Option 2: use a negative character class
/\([^)]*\)/
This can only repeat characters that are not )
, so it can necessarily never go past the first closing parenthesis. This option is usually preferred due to performance reasons. In addition, this option is more easily extended to allow for escaping parenthesis (so that you could match this complete string: (some\)thing)
instead of throwing away thing)
). But this is probably rather rarely necessary.
However if you want nested structures, this is generally too complicated for regex (although some flavors like PCRE support recursive patterns). In this case, you should just go through the string yourself and count parentheses, to keep track of your current nesting level.
Just as a side note about those recursive patterns: In PCRE (?R)
simply represents the whole pattern, so inserting this somewhere makes the whole thing recursive. But then every content of parentheses must be of the same structure as the whole match. Also, it is not really possible to do meaningful one-step replacements with this, as well as using capturing groups on multiple nested levels. All in all - you are best off, not to use regular expressions for nested structures.
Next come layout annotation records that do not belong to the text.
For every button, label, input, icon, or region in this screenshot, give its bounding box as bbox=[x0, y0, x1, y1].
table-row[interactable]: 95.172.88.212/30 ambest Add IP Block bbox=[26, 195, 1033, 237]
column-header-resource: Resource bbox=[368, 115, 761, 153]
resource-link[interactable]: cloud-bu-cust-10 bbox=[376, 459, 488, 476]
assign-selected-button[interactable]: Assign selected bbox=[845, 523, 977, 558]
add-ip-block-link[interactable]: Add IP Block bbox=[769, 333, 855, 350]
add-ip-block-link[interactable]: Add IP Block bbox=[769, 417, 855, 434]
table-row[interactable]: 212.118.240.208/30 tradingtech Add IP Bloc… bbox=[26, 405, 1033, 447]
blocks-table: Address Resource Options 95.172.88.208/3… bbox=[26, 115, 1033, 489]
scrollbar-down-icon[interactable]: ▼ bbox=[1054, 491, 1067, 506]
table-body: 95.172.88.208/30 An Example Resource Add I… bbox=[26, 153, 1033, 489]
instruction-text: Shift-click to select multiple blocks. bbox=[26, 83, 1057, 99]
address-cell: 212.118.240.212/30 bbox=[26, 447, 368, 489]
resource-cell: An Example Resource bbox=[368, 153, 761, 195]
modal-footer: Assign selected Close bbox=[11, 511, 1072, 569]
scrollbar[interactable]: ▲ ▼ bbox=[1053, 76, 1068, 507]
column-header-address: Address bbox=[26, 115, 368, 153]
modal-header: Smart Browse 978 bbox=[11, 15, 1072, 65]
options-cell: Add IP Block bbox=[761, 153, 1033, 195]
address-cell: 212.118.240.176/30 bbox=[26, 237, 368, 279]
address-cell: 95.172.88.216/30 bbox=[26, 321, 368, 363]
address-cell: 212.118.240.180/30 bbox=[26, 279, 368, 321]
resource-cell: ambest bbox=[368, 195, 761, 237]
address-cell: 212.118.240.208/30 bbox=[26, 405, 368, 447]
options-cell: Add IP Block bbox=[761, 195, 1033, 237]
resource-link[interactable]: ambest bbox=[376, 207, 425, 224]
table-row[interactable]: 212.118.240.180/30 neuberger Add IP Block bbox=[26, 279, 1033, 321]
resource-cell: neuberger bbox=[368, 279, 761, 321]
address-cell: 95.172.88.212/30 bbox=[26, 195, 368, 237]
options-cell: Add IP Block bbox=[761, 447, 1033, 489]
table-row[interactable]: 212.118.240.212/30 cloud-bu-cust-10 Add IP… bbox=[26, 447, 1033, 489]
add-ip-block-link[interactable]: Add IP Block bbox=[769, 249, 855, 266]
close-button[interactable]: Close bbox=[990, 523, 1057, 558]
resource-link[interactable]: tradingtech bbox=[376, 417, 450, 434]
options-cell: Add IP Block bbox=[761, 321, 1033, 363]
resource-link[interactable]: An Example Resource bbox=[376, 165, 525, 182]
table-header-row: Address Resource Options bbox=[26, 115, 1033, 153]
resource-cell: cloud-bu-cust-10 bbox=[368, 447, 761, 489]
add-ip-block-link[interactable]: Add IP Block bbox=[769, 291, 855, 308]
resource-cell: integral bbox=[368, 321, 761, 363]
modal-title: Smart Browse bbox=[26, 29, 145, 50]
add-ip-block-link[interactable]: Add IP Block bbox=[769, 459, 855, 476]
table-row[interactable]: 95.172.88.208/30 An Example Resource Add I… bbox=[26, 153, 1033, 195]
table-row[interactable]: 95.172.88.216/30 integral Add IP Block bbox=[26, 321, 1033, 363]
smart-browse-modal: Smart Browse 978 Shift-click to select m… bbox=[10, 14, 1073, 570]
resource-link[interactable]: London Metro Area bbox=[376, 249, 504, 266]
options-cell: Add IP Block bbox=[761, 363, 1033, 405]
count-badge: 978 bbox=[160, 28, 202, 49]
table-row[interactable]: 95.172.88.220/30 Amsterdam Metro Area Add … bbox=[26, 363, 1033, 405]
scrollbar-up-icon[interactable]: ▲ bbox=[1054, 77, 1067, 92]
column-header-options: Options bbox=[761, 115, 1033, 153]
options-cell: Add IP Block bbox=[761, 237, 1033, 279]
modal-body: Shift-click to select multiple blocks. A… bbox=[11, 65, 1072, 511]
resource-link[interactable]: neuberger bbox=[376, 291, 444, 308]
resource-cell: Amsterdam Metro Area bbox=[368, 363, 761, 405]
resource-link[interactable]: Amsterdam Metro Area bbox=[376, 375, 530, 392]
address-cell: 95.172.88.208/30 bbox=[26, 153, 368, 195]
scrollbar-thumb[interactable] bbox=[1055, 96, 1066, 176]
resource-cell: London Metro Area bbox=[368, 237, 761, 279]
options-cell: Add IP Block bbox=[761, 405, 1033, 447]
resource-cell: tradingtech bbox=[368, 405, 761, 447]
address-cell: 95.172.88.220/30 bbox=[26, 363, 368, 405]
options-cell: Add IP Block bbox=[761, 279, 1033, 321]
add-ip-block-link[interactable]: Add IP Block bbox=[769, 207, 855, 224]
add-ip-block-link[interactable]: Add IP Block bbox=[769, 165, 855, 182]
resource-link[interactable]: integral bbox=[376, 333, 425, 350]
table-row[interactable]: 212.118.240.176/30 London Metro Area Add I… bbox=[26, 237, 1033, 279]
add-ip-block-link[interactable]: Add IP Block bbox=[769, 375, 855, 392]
Update: Since you seem eager to find a regex solution, here is how you would match your example using PCRE (example implementation in PHP):
$str = 'there are (many (things (on) the)) box (except (carrots (and apples)))';
preg_match_all('/\([^()]*(?:(?R)[^()]*)*\)/', $str, $matches);
print_r($matches);
results in
Array
(
[0] => Array
(
[0] => (many (things (on) the))
[1] => (except (carrots (and apples)))
)
)
What the pattern does:
\( # opening bracket
[^()]* # arbitrarily many non-bracket characters
(?: # start a non-capturing group for later repetition
(?R) # recursion! (match any nested brackets)
[^()]* # arbitrarily many non-bracket characters
)* # close the group and repeat it arbitrarily many times
\) # closing bracket
This allows for infinite nested levels and also for infinite parallel levels.
Note that it is not possible to get all nested levels as separate captured groups. You will always just get the inner-most or outer-most group. Also, doing a recursive replacement is not possible like this.